Cell In[29], line 27, in lasso_regression(X_train, y_train, alpha, iterations, learning_rate)
     25         dW[j] = (-2 * X_train[:, j].dot(y_train - Y_pred) + alpha) / m
     26     else:
---> 27         dW[j] = (-2 * X_train[:, j].dot(y_train - Y_pred) - alpha) / m
     28 db = -2 * np.sum(y_train - Y_pred) / m
     29 W -= learning_rate * dW

KeyboardInterrupt: 

7. Model Training and Evaluation

W, b = lasso_regression(X_train, y_train, best_alpha)
y_pred = X_test.dot(W) + b

lasso_corr = pearsonr(y_test, y_pred)[0]
lasso_mae = mean_absolute_error(y_test, y_pred)
lasso_mse = mean_squared_error(y_test, y_pred)

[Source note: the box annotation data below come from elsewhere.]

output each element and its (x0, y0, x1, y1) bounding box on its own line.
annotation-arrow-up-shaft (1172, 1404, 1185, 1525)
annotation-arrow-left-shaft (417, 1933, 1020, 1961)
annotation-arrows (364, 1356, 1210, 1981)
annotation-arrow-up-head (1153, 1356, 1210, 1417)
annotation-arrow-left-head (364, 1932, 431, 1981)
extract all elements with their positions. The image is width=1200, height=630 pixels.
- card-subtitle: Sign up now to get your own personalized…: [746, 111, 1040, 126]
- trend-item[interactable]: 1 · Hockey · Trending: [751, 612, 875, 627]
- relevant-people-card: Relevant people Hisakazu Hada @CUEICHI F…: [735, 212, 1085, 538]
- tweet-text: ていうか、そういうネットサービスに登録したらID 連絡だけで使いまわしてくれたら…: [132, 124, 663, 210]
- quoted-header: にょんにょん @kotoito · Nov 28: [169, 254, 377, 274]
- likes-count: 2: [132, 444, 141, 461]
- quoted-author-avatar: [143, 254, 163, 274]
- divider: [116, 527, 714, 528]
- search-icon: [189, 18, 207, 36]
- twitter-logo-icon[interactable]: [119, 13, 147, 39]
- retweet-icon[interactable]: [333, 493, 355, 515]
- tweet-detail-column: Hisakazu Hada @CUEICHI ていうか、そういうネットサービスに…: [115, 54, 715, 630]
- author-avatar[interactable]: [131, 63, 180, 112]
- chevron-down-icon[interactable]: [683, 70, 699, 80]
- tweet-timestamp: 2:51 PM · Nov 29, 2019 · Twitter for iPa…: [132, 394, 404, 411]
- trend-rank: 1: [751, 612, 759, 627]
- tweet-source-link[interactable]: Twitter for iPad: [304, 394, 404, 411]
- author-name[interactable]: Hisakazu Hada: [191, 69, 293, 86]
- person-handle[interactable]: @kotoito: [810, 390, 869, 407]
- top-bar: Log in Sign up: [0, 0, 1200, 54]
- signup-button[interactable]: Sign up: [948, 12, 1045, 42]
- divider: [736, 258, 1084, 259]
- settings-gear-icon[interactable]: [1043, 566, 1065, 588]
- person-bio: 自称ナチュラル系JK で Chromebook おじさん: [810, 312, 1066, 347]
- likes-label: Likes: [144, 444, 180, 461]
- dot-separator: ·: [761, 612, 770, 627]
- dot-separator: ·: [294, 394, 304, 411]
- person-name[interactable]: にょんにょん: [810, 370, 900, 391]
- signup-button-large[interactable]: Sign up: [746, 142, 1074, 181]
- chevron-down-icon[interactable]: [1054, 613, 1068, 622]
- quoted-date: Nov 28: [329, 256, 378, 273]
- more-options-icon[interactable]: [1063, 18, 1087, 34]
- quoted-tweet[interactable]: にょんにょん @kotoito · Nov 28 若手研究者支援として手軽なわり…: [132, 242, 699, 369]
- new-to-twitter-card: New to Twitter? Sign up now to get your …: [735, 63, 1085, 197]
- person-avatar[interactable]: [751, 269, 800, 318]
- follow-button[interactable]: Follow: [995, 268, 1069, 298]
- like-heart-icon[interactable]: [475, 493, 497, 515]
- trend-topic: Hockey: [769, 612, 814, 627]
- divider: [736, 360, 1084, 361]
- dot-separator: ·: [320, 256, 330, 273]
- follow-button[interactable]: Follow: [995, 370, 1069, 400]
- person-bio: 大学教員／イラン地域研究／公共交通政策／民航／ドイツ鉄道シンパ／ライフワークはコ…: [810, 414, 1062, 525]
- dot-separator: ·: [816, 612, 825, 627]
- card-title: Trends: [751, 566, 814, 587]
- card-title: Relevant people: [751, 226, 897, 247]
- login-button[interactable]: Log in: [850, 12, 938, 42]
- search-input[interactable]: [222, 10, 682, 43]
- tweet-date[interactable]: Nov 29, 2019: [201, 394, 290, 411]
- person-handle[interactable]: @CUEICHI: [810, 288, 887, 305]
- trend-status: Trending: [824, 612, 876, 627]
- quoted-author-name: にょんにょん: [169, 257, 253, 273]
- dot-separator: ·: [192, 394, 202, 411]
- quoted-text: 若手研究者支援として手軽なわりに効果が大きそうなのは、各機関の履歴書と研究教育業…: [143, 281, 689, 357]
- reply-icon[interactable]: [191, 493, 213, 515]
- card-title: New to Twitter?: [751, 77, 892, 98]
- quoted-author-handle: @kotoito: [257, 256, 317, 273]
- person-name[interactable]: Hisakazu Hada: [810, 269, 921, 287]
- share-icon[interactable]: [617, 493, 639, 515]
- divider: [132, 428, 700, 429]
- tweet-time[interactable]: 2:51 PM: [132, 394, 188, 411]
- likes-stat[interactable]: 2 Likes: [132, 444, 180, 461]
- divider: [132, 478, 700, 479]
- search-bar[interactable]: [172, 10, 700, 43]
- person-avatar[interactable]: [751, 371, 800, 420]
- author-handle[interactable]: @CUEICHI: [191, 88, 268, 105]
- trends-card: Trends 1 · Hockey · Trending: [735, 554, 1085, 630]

print(f"Correlation: {lasso_corr:.4f}")
print(f"MAE: {lasso_mae:.4f}")
print(f"MSE: {lasso_mse:.4f}")

Correlación: 0.5041
MAE: 0.4756
MSE: 0.3569

8. Report Results

We began by selecting the parameters for a flexible model, one that includes interactions. After selecting the parameters, we found that the alpha value that produced the lowest mean squared error (MSE) in cross-validation was 60. We then trained the model using all the available training data with the best alpha value. Using the fitted betas, we predicted the lwage using the test X vector. The resulting MSE in the test data was 0.3569, which was lower than in the training data (which was 0.41906). This indicates that the model is not overfitting and that we have found a good correlation score (R square) of 50%.